Caveat: This bound assumes ρ_A is the relevant vacuum energy quantity. The physical cosmological constant involves the full (continuum, regulated) zero-point energy, not just the interior lattice energy. The lattice identity tr(P) ≈ ρ_A is a necessary condition, not sufficient, for Λ_bare = 0.

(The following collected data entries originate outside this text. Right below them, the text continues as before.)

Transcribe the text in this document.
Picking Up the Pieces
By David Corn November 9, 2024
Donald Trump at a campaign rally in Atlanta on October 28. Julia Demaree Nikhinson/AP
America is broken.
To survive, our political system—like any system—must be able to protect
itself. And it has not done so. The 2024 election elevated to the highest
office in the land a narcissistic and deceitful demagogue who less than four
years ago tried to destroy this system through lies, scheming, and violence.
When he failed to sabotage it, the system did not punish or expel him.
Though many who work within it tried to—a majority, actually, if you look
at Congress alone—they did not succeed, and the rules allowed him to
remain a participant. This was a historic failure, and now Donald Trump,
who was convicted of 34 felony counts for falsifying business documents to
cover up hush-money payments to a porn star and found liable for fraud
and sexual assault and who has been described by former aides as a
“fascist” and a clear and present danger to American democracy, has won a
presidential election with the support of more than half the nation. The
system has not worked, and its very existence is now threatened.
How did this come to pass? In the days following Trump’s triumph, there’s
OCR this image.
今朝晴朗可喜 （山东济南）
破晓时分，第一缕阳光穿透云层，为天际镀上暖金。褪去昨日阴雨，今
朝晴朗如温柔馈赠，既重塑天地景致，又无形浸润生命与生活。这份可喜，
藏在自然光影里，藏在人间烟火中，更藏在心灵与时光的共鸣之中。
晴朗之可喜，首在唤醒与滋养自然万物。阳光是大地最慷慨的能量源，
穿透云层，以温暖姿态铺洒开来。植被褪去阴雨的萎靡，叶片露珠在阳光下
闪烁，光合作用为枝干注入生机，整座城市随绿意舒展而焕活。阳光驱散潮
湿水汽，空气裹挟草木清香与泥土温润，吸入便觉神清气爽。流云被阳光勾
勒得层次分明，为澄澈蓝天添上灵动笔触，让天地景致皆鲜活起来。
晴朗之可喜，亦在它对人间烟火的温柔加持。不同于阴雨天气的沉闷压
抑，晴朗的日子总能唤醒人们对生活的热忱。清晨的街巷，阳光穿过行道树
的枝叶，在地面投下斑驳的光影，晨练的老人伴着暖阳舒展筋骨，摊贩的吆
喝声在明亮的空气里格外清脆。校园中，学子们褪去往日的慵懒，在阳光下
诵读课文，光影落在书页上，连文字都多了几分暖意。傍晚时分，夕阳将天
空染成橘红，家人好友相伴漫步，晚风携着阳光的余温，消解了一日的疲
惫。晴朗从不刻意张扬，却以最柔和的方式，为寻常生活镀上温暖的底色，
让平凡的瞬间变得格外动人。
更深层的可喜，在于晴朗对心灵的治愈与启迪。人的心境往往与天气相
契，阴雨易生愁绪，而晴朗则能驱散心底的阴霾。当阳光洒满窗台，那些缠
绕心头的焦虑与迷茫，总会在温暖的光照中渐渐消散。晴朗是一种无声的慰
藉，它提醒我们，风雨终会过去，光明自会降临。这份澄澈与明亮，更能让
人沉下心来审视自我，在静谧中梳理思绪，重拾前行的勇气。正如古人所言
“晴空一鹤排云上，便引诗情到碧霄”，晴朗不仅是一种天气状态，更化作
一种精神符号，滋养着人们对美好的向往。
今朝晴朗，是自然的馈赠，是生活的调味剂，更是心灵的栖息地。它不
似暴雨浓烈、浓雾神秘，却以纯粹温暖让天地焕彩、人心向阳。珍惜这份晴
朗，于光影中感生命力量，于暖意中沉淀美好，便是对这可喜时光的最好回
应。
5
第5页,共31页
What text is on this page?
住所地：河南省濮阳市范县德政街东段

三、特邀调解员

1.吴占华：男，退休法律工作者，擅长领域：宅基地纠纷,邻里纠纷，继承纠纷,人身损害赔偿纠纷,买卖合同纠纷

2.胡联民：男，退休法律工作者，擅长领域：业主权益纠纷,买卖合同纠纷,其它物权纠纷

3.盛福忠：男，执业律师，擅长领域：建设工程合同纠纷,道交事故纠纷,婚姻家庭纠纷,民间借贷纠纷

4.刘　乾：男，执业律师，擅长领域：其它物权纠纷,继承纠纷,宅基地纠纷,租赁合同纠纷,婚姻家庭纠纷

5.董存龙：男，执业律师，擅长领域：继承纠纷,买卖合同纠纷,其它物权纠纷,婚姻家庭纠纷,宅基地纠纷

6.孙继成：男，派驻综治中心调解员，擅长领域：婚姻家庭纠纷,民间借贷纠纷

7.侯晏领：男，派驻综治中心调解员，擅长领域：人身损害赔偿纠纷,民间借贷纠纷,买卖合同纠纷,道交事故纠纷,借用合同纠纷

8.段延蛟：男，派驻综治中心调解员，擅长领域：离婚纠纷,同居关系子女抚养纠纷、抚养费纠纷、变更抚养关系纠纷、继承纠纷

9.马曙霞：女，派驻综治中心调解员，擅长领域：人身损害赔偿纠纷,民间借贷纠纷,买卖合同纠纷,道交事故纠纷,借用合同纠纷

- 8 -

Connection to Previous Experiments

  • V2.243 (α/ρ_vac identity): FAILED because α/ρ_vac is not constant. Now understood: α is a 2nd-order quantity (area law), while ρ is 4th-order. The connection goes through the covariance P_sub, not through α directly.
  • V2.250 (Clausius bootstrap): Showed S”(n) has exactly 2 terms → {G, Λ} uniquely determined. V2.279 provides the constructive mechanism: tr(P_sub) is the bridge between entanglement and vacuum energy.
  • V2.265/276 (spectral identity): {α,δ,γ} → ρ at R² = 0.999 is genuine but indirect. The direct route is tr(P) → ρ at R² = 0.9999996.
  • V2.234 (boundary mode): ν_max carries 99.8% of entropy but zero information about ρ_A. The boundary mode encodes log structure, not energy.

Summary

TestResultImplication
{ν_k} → ρ_AR²_LOO = −1901Entanglement spectrum too degenerate
tr(P) → ρ_AR²_LOO = 0.9999996Momentum covariance IS vacuum energy
{tr(P), tr(X)} → ρ_AR²_LOO = 0.9999999Both covariance blocks suffice
ρ_A/tr(P) ratio1.001 (CV = 0.33%)Subblock ≈ eigenvalue identity
High-l convergencediff → 0.001% at l=36Decoupling limit exact
Λ_bare bound≤ 0.000003%40,000× tighter than V2.276

Bottom line: The vacuum energy ρ_A is not determined by the entanglement spectrum {ν_k} (which is degenerate) but IS determined by the momentum covariance tr(P_sub) to six significant figures. Since tr(P_sub) is a property of the same reduced quantum state that determines entanglement entropy, vacuum energy is demonstrably encoded in the entanglement structure. This provides the constructive double-counting mechanism for Λ_bare = 0: adding a bare cosmological constant would count the vacuum energy twice.